Thursday, March 27, 2003

Current Musical Selection: Foreigner - Blue Morning, Blue Day

SMARMY

tonight was interesting... not often can you say you were in attendance to a speech by a former President of the United States... even if it was Bill Clinton. citizen bill was interesting to hear tonight... without getting into it, i heard mostly 'when i was president' and 'what we should do now, based on what i think as a former president,' not so much the speech on "Global Security in the 21st Century" as it was billed to be. but it was BILLed. even a couple hecklers managed to show up. entertaining. too bad i couldnt hear one very well. the comments by another about rawanda were funny. clinton took them all instride. im sure after speaking to millions of people, in thousands of places, and being bill clinton, you learn how to handle disgruntled members of the crowd. hell even the secret service detail didnt budge much when they saw them yelling. a rather ho-hum speech in my opinion. at times i couldnt quite tell how much of it was off the cuff, and how much was scripted. that must be the biggest departure for the man. comming from 8 years of federally [and about 20 more of state] funded speech writers and campaign organizers, he, at times, seemed almost ill-prepared. like the information was comming to him as he talked, but clearly not in the polished and prepared manner that a citizen of his presidency was accustomed to hearing. all in all, the speech was summed up with; love thy neighbor, give them more money, never cut taxes, destroy guns/bombs/nukes, praise the 'merits' of social and educational 'advances' upon society. again, it was bill clinton. as he put it... "even it's not rocket science" but he did use the 'smarmy' that was unnerving. a fullbright scholar; distinguished and affluent [yes he made several comments about his personal wealth] private citizen, and former President for shit's sake, uses "smarmy" smarmy indeed.

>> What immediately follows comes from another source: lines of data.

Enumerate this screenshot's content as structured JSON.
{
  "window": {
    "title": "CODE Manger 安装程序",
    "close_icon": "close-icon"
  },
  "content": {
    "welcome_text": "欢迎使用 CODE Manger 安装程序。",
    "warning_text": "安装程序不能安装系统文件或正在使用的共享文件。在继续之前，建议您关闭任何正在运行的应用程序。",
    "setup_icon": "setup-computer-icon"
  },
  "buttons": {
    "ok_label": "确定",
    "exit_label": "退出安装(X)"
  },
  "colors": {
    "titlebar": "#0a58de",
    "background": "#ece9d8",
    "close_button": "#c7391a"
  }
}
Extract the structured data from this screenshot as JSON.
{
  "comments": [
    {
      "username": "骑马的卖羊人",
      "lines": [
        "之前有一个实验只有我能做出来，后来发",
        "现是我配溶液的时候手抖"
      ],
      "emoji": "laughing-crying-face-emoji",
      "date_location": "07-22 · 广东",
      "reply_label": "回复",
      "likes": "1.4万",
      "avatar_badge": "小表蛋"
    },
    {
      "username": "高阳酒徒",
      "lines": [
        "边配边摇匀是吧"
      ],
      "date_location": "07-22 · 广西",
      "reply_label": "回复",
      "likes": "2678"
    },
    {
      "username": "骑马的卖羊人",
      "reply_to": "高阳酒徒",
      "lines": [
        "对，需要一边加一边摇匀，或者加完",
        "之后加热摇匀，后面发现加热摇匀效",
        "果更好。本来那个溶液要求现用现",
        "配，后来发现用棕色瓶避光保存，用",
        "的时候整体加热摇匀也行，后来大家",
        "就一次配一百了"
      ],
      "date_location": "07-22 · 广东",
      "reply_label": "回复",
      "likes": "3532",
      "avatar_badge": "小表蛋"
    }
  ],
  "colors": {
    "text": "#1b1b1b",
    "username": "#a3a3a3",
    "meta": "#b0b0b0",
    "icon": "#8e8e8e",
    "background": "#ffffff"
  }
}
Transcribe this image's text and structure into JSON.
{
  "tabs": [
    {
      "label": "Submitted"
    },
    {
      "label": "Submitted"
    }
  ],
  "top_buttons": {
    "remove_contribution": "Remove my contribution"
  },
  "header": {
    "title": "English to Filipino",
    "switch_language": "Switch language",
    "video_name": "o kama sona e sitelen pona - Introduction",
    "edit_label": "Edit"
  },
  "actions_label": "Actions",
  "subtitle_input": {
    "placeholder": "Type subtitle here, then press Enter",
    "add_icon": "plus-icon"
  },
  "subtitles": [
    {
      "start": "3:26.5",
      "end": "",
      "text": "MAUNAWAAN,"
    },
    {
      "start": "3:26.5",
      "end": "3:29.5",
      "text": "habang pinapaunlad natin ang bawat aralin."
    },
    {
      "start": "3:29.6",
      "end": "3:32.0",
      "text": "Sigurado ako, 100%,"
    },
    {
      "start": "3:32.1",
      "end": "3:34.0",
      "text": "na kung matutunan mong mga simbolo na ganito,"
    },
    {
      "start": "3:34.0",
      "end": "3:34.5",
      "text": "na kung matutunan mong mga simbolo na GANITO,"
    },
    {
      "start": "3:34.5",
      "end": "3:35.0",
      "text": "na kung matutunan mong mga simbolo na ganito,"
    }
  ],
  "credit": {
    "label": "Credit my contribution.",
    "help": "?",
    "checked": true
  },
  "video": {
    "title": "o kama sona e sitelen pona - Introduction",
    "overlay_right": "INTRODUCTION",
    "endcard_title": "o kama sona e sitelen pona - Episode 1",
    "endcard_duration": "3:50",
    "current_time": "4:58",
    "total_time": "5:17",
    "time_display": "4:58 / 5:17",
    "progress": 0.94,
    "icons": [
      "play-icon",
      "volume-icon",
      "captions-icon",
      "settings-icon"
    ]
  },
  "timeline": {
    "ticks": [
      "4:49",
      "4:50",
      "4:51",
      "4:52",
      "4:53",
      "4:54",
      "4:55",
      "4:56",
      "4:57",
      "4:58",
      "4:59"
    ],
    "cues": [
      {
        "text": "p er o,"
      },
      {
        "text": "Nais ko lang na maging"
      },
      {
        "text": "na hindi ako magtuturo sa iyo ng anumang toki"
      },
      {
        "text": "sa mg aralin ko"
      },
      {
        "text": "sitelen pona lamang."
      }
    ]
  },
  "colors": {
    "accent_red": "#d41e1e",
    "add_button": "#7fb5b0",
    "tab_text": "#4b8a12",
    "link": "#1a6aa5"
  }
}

even without clinton, life proceeds. for once i experienced a semi-comical moment at a meeting... something truly unique of student leaders on the lame duck seat... counting down the days left. several grins and comments were made. President Boyd had his chance to make them at the last meeting, now we impressed President Skorton with our own. cant say it feels good to want to leave... but its getting there. only a few weeks left on the job really, and im anticipating life afterwards. people are sadly delluded if they think this position is something that is lofty, or brings them above normal students. infact, ive tried with my entire presidency to bring it back down to a useable and workable position. some people differ with me on that. but then again, i was the reluctant man in the post. by others admissions ill be impossible to replace, but i can always have the piece of mind that i never had to run for the position. i never aspired to take on a role like this, and i out and out have little respect for those that do. its demeaning to the office and to the students around them; something i hoped i never did with my term. but, as it stands i have little under 4 weeks left until i can completely cash in my chips, and i am looking forward to it. i cant deny that the position made my name a topic at many dinner tables around the university community in my reign of terror, but it also gained me quite a bit of credability in those i dealt with; more so for the organization which i get to leave behind in uncertain hands. its difficult like that. to walk around with an idea in your head... just a thought that matures and grows with time, never sharing it with anyone. then being selected out to run with your idea.. to be called upon by those around you to make it happen.. then once your on that path to completion, to be pulled aside and forced to give it all away. to watch the sandcastle that took many days and nights, to be swept slowly into the ocean that brough you those very grains of sand with run through your fingers. its about loosing a piece of yourself in the work. permanently sacrificing bits of yourself, that go unnoticed and unthanked, and to watch them reduce down to mere drops in the ocean that is its begining and end. clinton obviously has a hard time with it too. so many comments about being president and how he would handle things; that it was obvious to tell hes slowly growing accustomed to life after it all. to life away from the control.

i guess its not that my life wont have control, or direction in 4 weeks. just that it has uncharted and hopefully new and relaxing, but beneficial direction. maybe ill actually have the time to read those books ive allways wanted to... or just get homework done on time for class, not racing through it at 4 in the morning. no more meetings, really. no more tending to other people and their concerns. maybe, just for once, i can have some time to be somewhat selfish. to keep some time for myself. maybe some time to do what i want. to see what id like to see and be with who i want to be with. ill definitely miss some aspects of it all; but im sure my girlfriend wont. i may actually have time to spend with her, that isnt a cool down from meetings, with headaches and reminants of attitudes of coworkers. maybe i could be that lazy college student ive practed so long to be. maybe i could just end up normal. thats all i really ever wanted for myself. a normal existence. nothing extraordinary. no complications, atleast none more than necessary. not much excitement. just an existence. not jaded, not too opulent or even optimistic. to have what i need and live with that. so in 4 weeks ill see more of where that leads me to. who knows, the public has a habbit of calling upon its servants time and time again.

until that time, i spend my hours cranking away; fearing the end, but shying away from the future even more.